Fintech sector poses increasing money-laundering threats, EBA cautions, expressing apprehension
European Authorities Crack Down on Money Laundering Risks in Fintech
European authorities are stepping up efforts to enhance anti-money laundering (AML) and counter-terrorist financing (CFT) compliance in the fast-growing fintech sector. The rapid pace of innovation in fintech, crypto-assets, and AI has outpaced existing controls, creating new vulnerabilities like inadequate customer due diligence (CDD), weak transaction monitoring, and excessive reliance on outsourcing.
To ensure compliance and mitigate money laundering risks in fintech, European authorities are:
- Issuing detailed opinions and reports: The European Banking Authority (EBA) regularly publishes assessments highlighting heightened risks and gaps in current supervisory approaches, such as its fifth biennial opinion in July 2025 emphasizing the fintech sector’s vulnerabilities and urging member states to strengthen oversight.
- Promoting a risk-based supervisory approach: Competent authorities are encouraged to tailor their AML/CFT supervision proportionally to fintech firms’ risk profiles, considering their limited internal expertise and governance challenges.
- Strengthening regulatory frameworks and guidance: There is increased emphasis on updating AML regulations to address new fintech-specific risks, including stricter customer due diligence, better transaction monitoring, and oversight of outsourcing arrangements.
- Enhancing cooperation and data sharing: The EBA supports improved information exchange between supervisory authorities through databases like the EuReCA system to detect and respond to emerging threats faster.
- Addressing innovation risks proactively: Authorities recognize that while technological innovation can streamline financial crime prevention, the sector’s growth must be matched by governance and compliance capacity building, particularly in payments and electronic money institutions.
The fintech sector’s risks are compounded by increased cybercrime exposure and the fast adoption pace outstripping enforcement capabilities, as seen in the UK and across Europe. AI-related fraud, synthetic identities, and other novel threats have surged, indicating authorities must adapt to tech-driven crime evolving at unprecedented speeds.
In response to these challenges, the EU has published an AML/CFT package to overhaul how the battle against money laundering and terrorist financing is organized across the continent, creating the Anti-Money Laundering Authority (AMLA) based in Frankfurt. Nicolas Vasse, currently a partner at IBM-owned consultancy Promontory, has been named as executive director of the AMLA, starting in September.
The AMLA's 'Work Programme 2025' outlines operational priorities focused on recruiting staff, developing internal governance, establishing essential IT infrastructure, preparing core functions, and building AMLA’s identity and visibility. The AMLA will play a crucial role in ensuring that the fintech sector remains compliant with AML/CFT regulations, protecting the financial system from money laundering and terrorist financing threats.

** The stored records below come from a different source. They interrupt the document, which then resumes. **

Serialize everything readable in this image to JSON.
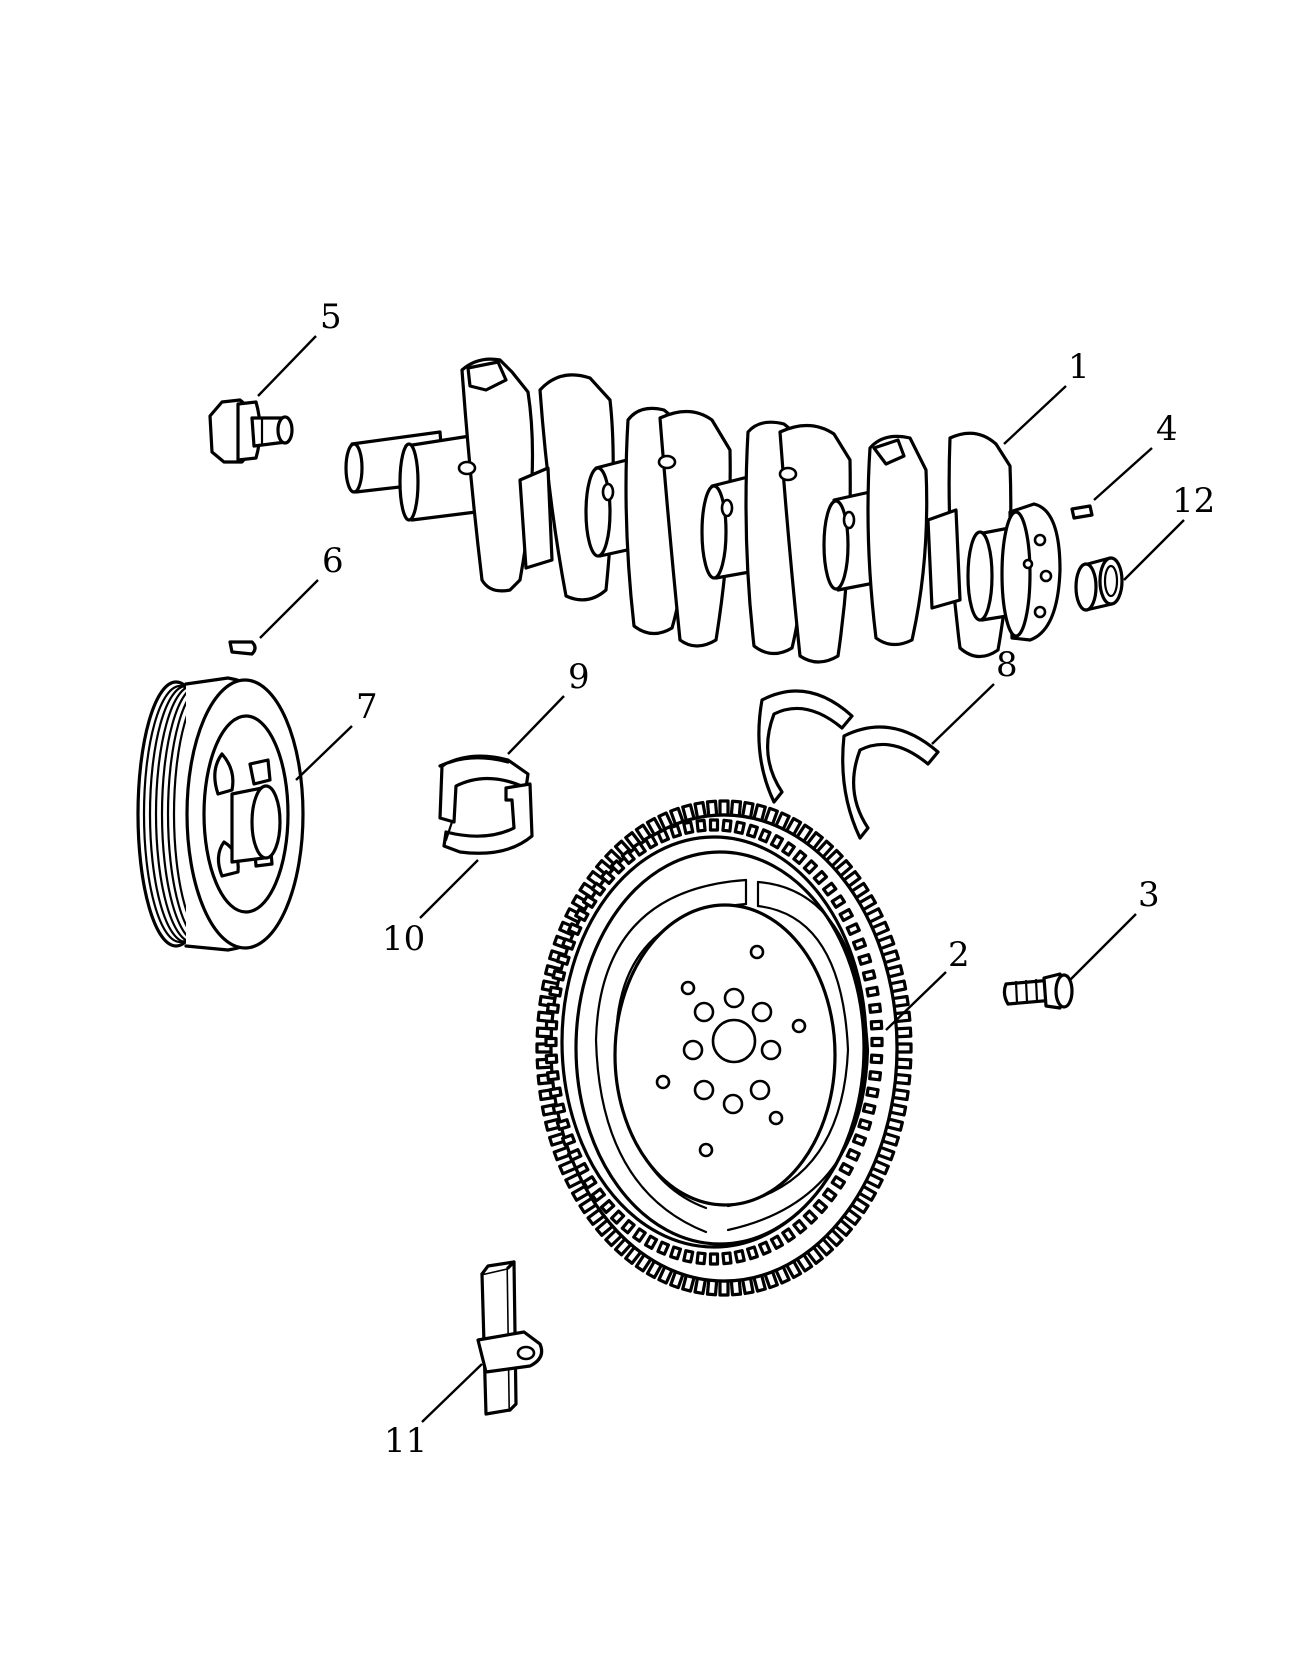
{
  "callouts": {
    "c1": "1",
    "c2": "2",
    "c3": "3",
    "c4": "4",
    "c5": "5",
    "c6": "6",
    "c7": "7",
    "c8": "8",
    "c9": "9",
    "c10": "10",
    "c11": "11",
    "c12": "12"
  }
}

Almost half of all Chief Anti-Money Laundering Officers (CAs) assess the AML/CFT controls institutions put in place in this regard as inadequate. Sixty-four percent of CAs highlight exposure to cybercrime, including cyber-enabled fraud, as an important vulnerability. Firms that were growing at a fast rate appeared to be particularly exposed to both issues.

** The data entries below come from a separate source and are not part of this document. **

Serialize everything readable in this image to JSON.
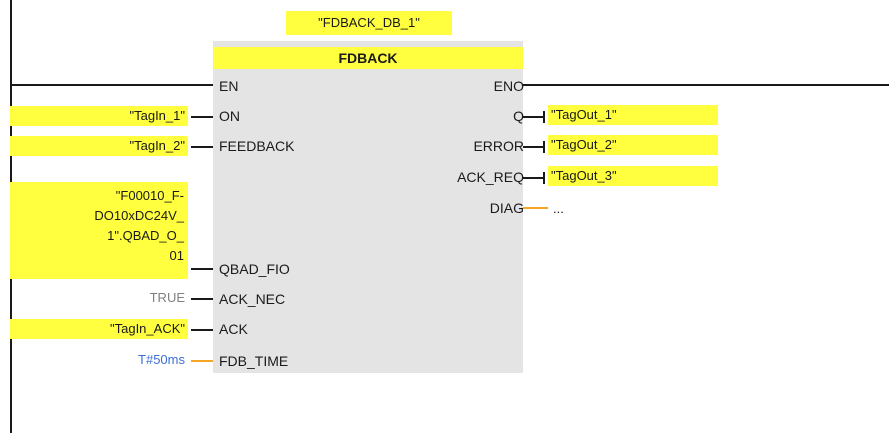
{
  "instance_db": "\"FDBACK_DB_1\"",
  "block_title": "FDBACK",
  "inputs": [
    {
      "pin": "EN"
    },
    {
      "pin": "ON",
      "operand": "\"TagIn_1\""
    },
    {
      "pin": "FEEDBACK",
      "operand": "\"TagIn_2\""
    },
    {
      "pin": "QBAD_FIO",
      "operand_lines": [
        "\"F00010_F-",
        "DO10xDC24V_",
        "1\".QBAD_O_",
        "01"
      ]
    },
    {
      "pin": "ACK_NEC",
      "operand": "TRUE"
    },
    {
      "pin": "ACK",
      "operand": "\"TagIn_ACK\""
    },
    {
      "pin": "FDB_TIME",
      "operand": "T#50ms"
    }
  ],
  "outputs": [
    {
      "pin": "ENO"
    },
    {
      "pin": "Q",
      "operand": "\"TagOut_1\""
    },
    {
      "pin": "ERROR",
      "operand": "\"TagOut_2\""
    },
    {
      "pin": "ACK_REQ",
      "operand": "\"TagOut_3\""
    },
    {
      "pin": "DIAG",
      "operand": "..."
    }
  ],
  "colors": {
    "operand_highlight": "#ffff40",
    "block_body": "#e4e4e4",
    "time_wire": "#f5a623",
    "constant_gray": "#808080",
    "time_literal_blue": "#3c6ed6"
  }
}
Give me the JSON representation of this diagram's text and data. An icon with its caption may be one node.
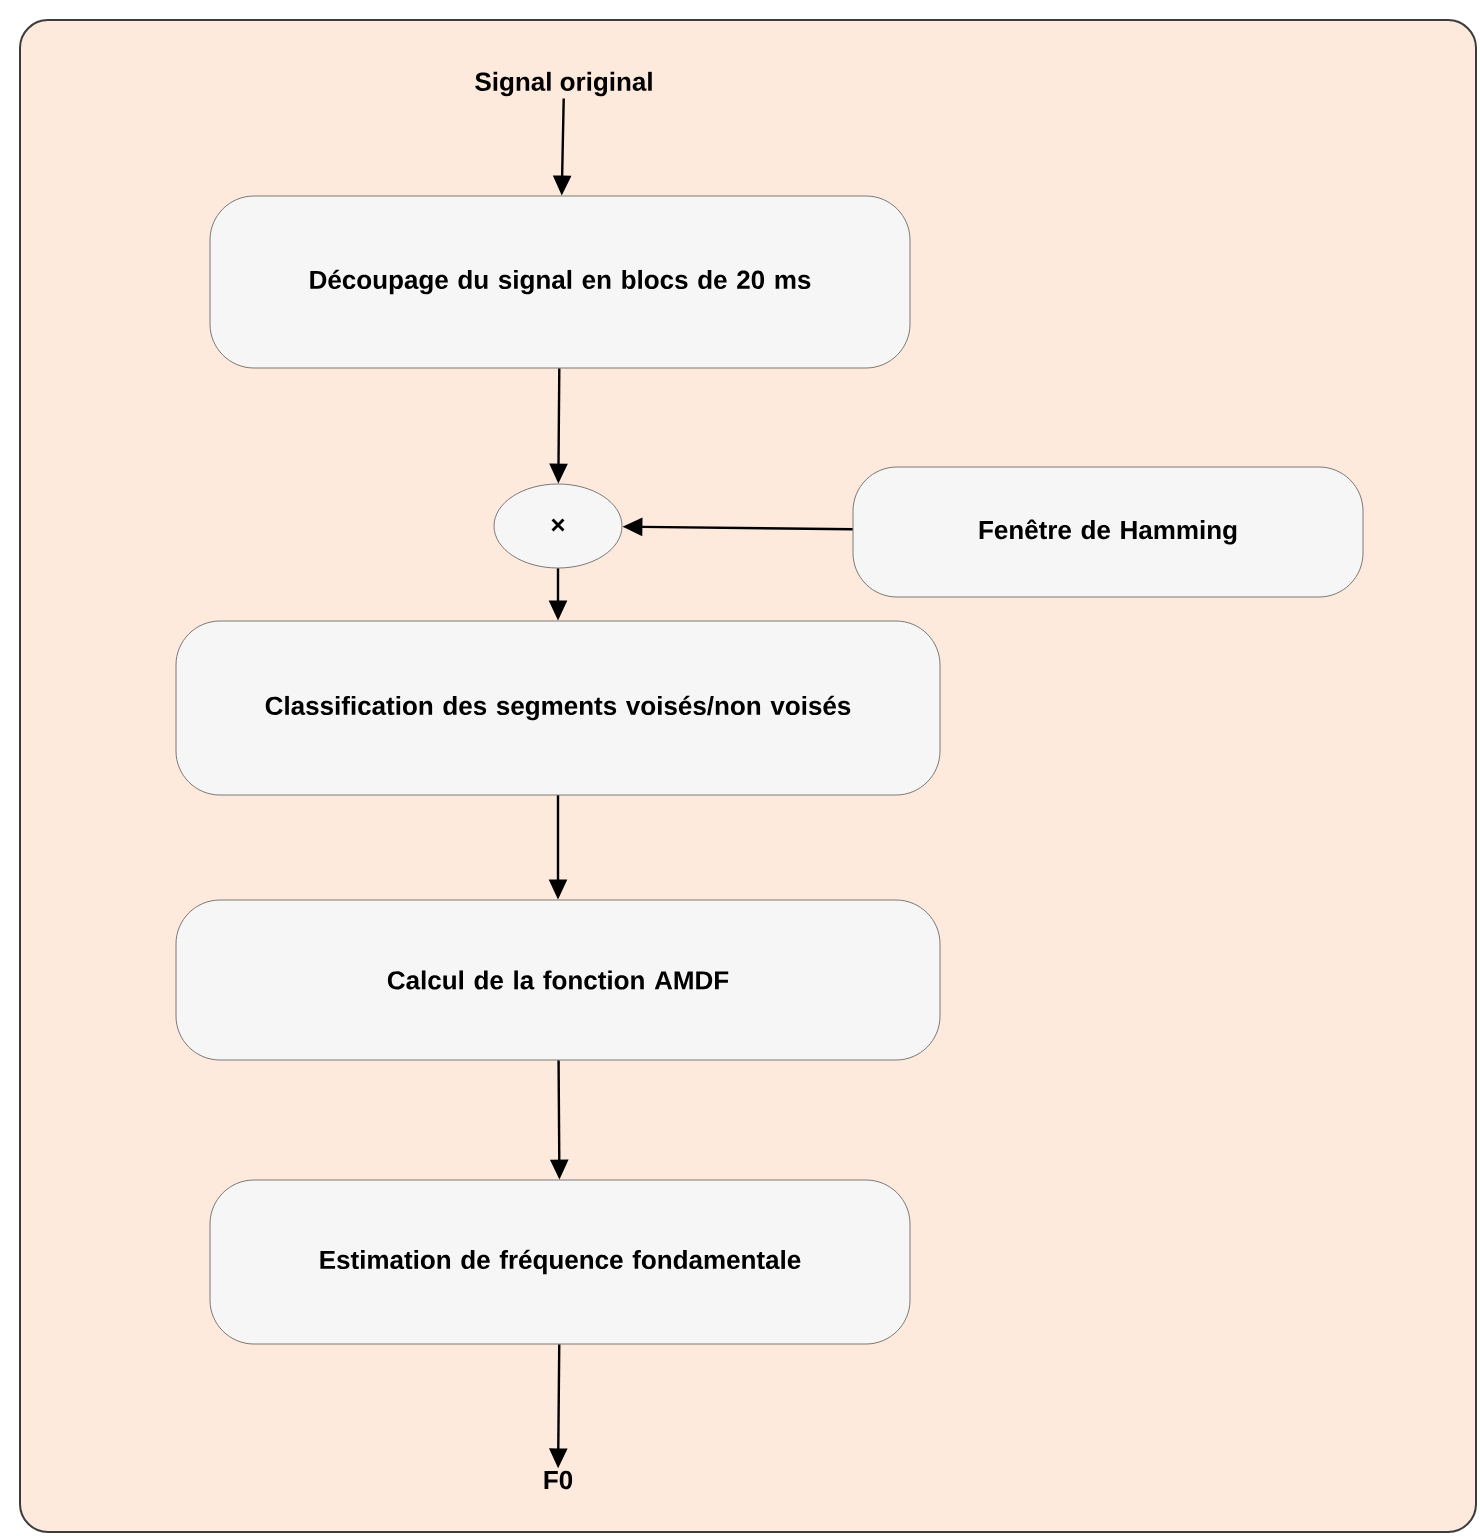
{
  "diagram": {
    "nodes": [
      {
        "text": [
          "Signal original"
        ]
      },
      {
        "text": [
          "Découpage du signal en blocs de 20 ms"
        ]
      },
      {
        "text": [
          "×"
        ]
      },
      {
        "text": [
          "Fenêtre de Hamming"
        ]
      },
      {
        "text": [
          "Classification des segments voisés/non voisés"
        ]
      },
      {
        "text": [
          "Calcul de la fonction AMDF"
        ]
      },
      {
        "text": [
          "Estimation de fréquence fondamentale"
        ]
      },
      {
        "text": [
          "F0"
        ]
      }
    ],
    "edges": [
      {
        "from": 0,
        "to": 1,
        "arrow": "to"
      },
      {
        "from": 1,
        "to": 2,
        "arrow": "to"
      },
      {
        "from": 3,
        "to": 2,
        "arrow": "to"
      },
      {
        "from": 2,
        "to": 4,
        "arrow": "to"
      },
      {
        "from": 4,
        "to": 5,
        "arrow": "to"
      },
      {
        "from": 5,
        "to": 6,
        "arrow": "to"
      },
      {
        "from": 6,
        "to": 7,
        "arrow": "to"
      }
    ]
  }
}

In conclusion, European authorities led by the EBA are tackling increasing money laundering risks in fintech through strengthened oversight, updated guidance, risk-based supervision, and enhanced cooperation to keep compliance in step with technological advancements.
- Amid heightened money laundering risks in the fintech sector, European authorities are taking action by issuing detailed opinions and reports, such as the fifth biennial opinion by the European Banking Authority (EBA) in July 2025, which emphasizes the sector's vulnerabilities and urges member states to strengthen oversight.
- To remain compliant with Anti-Money Laundering (AML) and Counter-Terrorist Financing (CFT) regulations, the fintech sector must contend with increased cybercrime threats like AI-related fraud and synthetic identities, as institutions grow at a fast pace, often compromising AML/CFT controls, according to an assessment by nearly half of all Chief Anti-Money Laundering Officers (CAs).